Participants : François Le Gland, Alexandre Lepoutre.

This is a collaboration with Olivier Rabaste (ONERA, Palaiseau).

The problem considered in [20] is tracking one or several targets in a track–before–detect (TBD) context using particle filters. These filters require the computation of the likelihood of the complex measurement given the target states. This likelihood depends on the complex amplitudes of the targets. When the complex amplitude fluctuates over time, time coherence of the target cannot be taken into account. However, for the single target case, spatial coherence of this amplitude can be taken into account to improve the filter performance, by marginalizing the likelihood of the complex measurement over the amplitude parameter. The marginalization depends on the fluctuation law considered.
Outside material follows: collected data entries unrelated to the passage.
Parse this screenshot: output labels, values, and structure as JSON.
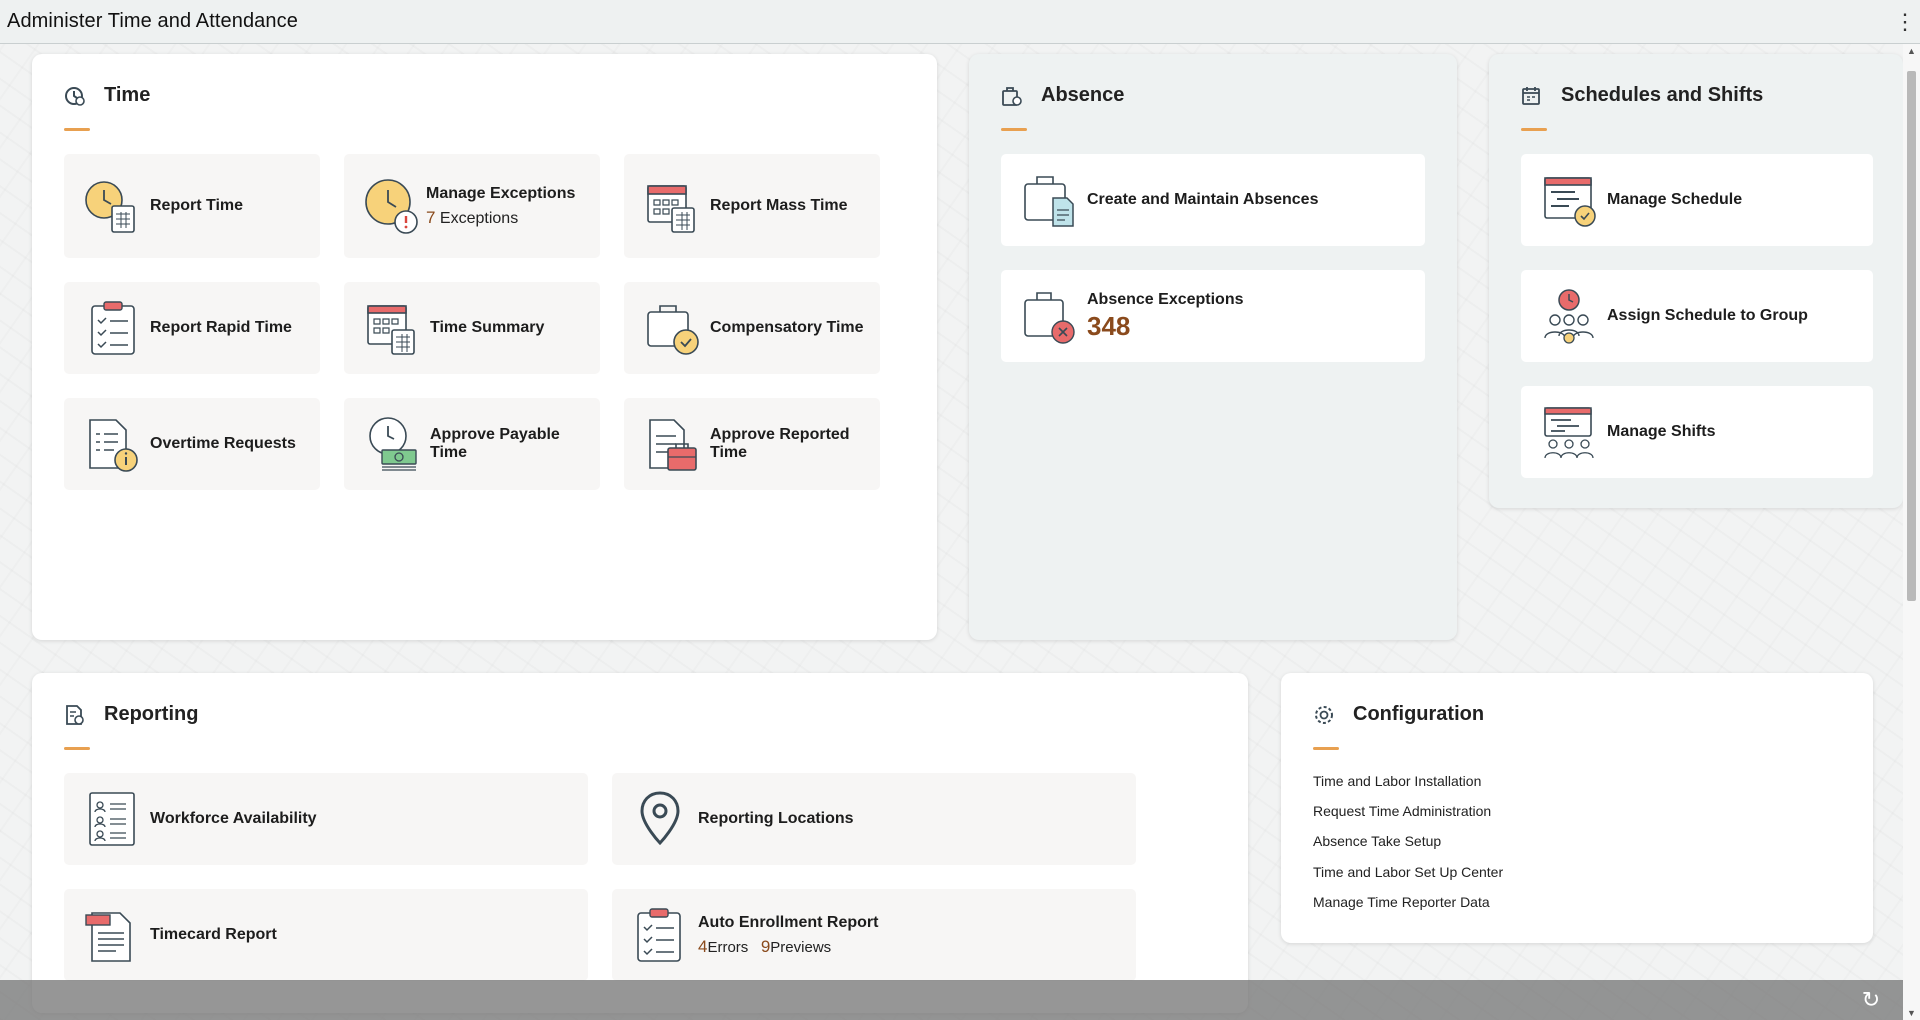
{
  "header": {
    "title": "Administer Time and Attendance",
    "menu_icon": "kebab-menu-icon"
  },
  "time": {
    "title": "Time",
    "tiles": [
      {
        "label": "Report Time"
      },
      {
        "label": "Manage Exceptions",
        "count": "7",
        "count_label": "Exceptions"
      },
      {
        "label": "Report Mass Time"
      },
      {
        "label": "Report Rapid Time"
      },
      {
        "label": "Time Summary"
      },
      {
        "label": "Compensatory Time"
      },
      {
        "label": "Overtime Requests"
      },
      {
        "label": "Approve Payable Time"
      },
      {
        "label": "Approve Reported Time"
      }
    ]
  },
  "absence": {
    "title": "Absence",
    "tiles": [
      {
        "label": "Create and Maintain Absences"
      },
      {
        "label": "Absence Exceptions",
        "count": "348"
      }
    ]
  },
  "schedules": {
    "title": "Schedules and Shifts",
    "tiles": [
      {
        "label": "Manage Schedule"
      },
      {
        "label": "Assign Schedule to Group"
      },
      {
        "label": "Manage Shifts"
      }
    ]
  },
  "reporting": {
    "title": "Reporting",
    "tiles": [
      {
        "label": "Workforce Availability"
      },
      {
        "label": "Reporting Locations"
      },
      {
        "label": "Timecard Report"
      },
      {
        "label": "Auto Enrollment Report",
        "errors": "4",
        "errors_label": "Errors",
        "previews": "9",
        "previews_label": "Previews"
      }
    ]
  },
  "configuration": {
    "title": "Configuration",
    "links": [
      "Time and Labor Installation",
      "Request Time Administration",
      "Absence Take Setup",
      "Time and Labor Set Up Center",
      "Manage Time Reporter Data"
    ]
  },
  "colors": {
    "accent": "#e8a050",
    "count": "#8a4a1c",
    "icon_stroke": "#3a4a55",
    "icon_fill_yellow": "#f7d27a",
    "icon_fill_red": "#e86b6b"
  }
}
We show that for the Swerling 1 model the likelihood of the complex measurement can be obtained analytically in the multi-target case. For the Swerling 0 model no closed form can be obtained in the general multi–target setting. Therefore we resort to some approximations to solve the problem. Finally, we demonstrate with Monte Carlo simulations the gain of this method both in detection and in estimation compared to the classic method that works with the square modulus of the complex signal.

The problem considered in [21] is detecting and tracking a single radar target with amplitude fluctuation Swerling 1 and 3 in a track–before–detect context with particle filter. Those fluctuations are difficult to take into account as they are uncoherent from measurement to measurement. Thus, conventionnal filters work on square modulus of the complexe signal to remove the unknown phase of complex amplitude and the marginalized over the law of the modulus but they lose the spatial coherence of the amplitude in the measurement. We show in this paper that complex measurements can be marginalized directly while taking into account the spatial coherence of the complex amplitude. Finally, we show the benefit of this method both in detection and in estimation via Monte Carlo simulations.